The view to the River Tagus from the front of the Neccessidades Palace in Lisbon

The view to the River Tagus from the front of the Necessidades Palace in Lisbon

On our recent 15 mile trek across western Lisbon, we took in a park that is not often mentioned in tourist trails- that of the Necessidades Palace. The palace itself is a grand looking affair, now the country’s Foreign Office, so not open to the public. The view from outside is good in all directions- one way you look out across the River and the ‘Golden Gate- look alike’ bridge; turn round and you have the splendid pink and cream stone facade of the palace and ornamental fountains. The park is tucked round the back and has the air of somewhere that’s been a little forgotten of late.

Here’s what Wikipedia has to say about the Palace, a very important site in portuguese history:

‘Formerly a convent… it was built in the 18th century, by order of King John V, in gratitude for prayers answered by Our Lady of Needs, whose first devotional chapel stood on this site…The palace became the residence of the kings of the Braganza dynasty… Ferdinand of Saxe Coburg and Gotha, husband of Maria II, lived in this palace until his death, amassing a large collection of art, which would be dispersed after his death. The palace then underwent several renovations to accommodate the taste of the various monarchs who lived there, the most recent of which was carried out at the beginning of the twentieth century by Carlos I….

…The palace was the scene of memorable events in Portuguese history, some momentous, some tragic, some slightly ridiculous. One famous example: the king Pedro V had installed in the front door of the palace a slot through which his subjects could, if they wished to, leave messages and complaints for the attention of the sovereign. The last significant event at the palace, which would also be the epilogue of the monarchy, was the joint funeral of King Carlos and his son, Prince Luis Filipe, on 8 February 1908, after their assassination by radical republicans…’

The palace was shelled during the republican revolution in 1910 and subsequently most of its art and other treasures were moved to the Ajuda Palace (which we had visited a day or two before).

Today’s park (or ‘tapada’), evolved from a private hunting ground for the Kings of Portugal and it retains the feel of a semi wild place, but with areas of more defined botanical or garden interest. As you progress up the hill from the entrance next to the Palace you alternate between enclosed, wooded areas and open grassy plains. About half way up the scene turns into a more formal park setting with a a terrace sitting alongside a grand, glass-domed estufa (greenhouse) currently undergoing renovation. Looking rather like an enclosed amphitheatre, this space must have once been the setting for a theatrical display of a different kind- tiered ranks of exotic plants. How grand it must have looked. I hope that it will be fully restored and will no doubt be a gem of a place that will raise the profile of the park more generally.

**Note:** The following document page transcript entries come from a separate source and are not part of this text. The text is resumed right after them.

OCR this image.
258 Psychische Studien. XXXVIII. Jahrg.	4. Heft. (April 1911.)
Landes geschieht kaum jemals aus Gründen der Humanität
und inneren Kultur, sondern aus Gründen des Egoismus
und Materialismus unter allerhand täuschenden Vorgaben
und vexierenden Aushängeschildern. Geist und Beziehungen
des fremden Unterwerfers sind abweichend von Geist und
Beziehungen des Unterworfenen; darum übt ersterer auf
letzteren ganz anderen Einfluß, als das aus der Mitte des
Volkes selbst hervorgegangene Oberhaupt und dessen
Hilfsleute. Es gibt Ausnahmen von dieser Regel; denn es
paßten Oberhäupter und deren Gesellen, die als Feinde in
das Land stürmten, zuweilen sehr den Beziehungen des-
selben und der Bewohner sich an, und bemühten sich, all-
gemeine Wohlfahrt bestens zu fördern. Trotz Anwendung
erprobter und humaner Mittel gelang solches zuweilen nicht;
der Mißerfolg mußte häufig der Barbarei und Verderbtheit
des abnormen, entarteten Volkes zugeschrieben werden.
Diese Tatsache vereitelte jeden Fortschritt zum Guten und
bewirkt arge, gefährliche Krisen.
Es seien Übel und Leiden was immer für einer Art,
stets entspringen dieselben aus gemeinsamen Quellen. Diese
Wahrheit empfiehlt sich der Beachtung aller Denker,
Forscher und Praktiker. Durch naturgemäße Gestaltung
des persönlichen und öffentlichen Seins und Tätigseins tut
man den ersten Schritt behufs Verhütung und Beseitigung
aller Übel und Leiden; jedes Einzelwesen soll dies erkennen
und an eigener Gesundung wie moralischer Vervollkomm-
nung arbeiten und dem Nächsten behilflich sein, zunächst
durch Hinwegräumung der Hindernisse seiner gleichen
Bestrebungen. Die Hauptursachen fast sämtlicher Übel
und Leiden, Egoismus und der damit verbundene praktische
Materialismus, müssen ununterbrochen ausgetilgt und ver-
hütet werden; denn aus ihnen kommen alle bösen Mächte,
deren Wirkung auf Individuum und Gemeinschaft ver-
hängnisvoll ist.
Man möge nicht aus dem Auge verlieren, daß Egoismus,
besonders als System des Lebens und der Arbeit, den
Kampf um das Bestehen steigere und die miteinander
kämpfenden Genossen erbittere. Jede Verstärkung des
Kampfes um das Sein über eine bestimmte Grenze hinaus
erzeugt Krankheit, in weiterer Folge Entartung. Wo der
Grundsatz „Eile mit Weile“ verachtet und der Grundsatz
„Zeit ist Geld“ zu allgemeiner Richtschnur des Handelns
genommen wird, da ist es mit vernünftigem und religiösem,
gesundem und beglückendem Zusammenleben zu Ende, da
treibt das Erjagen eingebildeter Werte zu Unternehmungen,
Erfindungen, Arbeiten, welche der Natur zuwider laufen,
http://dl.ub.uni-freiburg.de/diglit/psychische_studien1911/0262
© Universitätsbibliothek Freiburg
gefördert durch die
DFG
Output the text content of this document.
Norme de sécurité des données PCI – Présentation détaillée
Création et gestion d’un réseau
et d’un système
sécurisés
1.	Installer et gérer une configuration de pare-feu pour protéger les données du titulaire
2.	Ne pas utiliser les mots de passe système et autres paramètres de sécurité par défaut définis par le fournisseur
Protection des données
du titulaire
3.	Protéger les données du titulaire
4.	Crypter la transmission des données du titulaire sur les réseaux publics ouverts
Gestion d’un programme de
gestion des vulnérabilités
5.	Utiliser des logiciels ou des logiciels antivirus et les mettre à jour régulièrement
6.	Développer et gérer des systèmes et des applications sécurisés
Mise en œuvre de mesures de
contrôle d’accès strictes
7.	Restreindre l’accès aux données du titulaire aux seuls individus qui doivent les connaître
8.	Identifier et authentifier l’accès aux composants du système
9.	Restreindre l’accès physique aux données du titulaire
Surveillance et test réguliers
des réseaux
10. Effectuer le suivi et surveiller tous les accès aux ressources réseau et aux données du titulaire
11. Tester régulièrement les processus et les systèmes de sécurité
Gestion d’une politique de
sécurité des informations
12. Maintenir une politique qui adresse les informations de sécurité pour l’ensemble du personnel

Paths weave upward above the terrace, the otherwise peaceful setting being regularly interrupted by the sound of aircraft coming in to land at the City’s airport. Another grand building sits atop the park, set off by a fine fountain. This gives way to a wilder area with a round building that looks as though it may have been a windmill at one time. There are some superb areas of Agaves and other dramatic plants. The overall impression, though, is one of a parkland that must be great for a summer picnic, rather than a space where growing and showing interesting plants is the dominant activity. Apart from the domed glass house that is.

A place where once glorious scenes are slowly being reclaimed from the passage of time and nature’s path.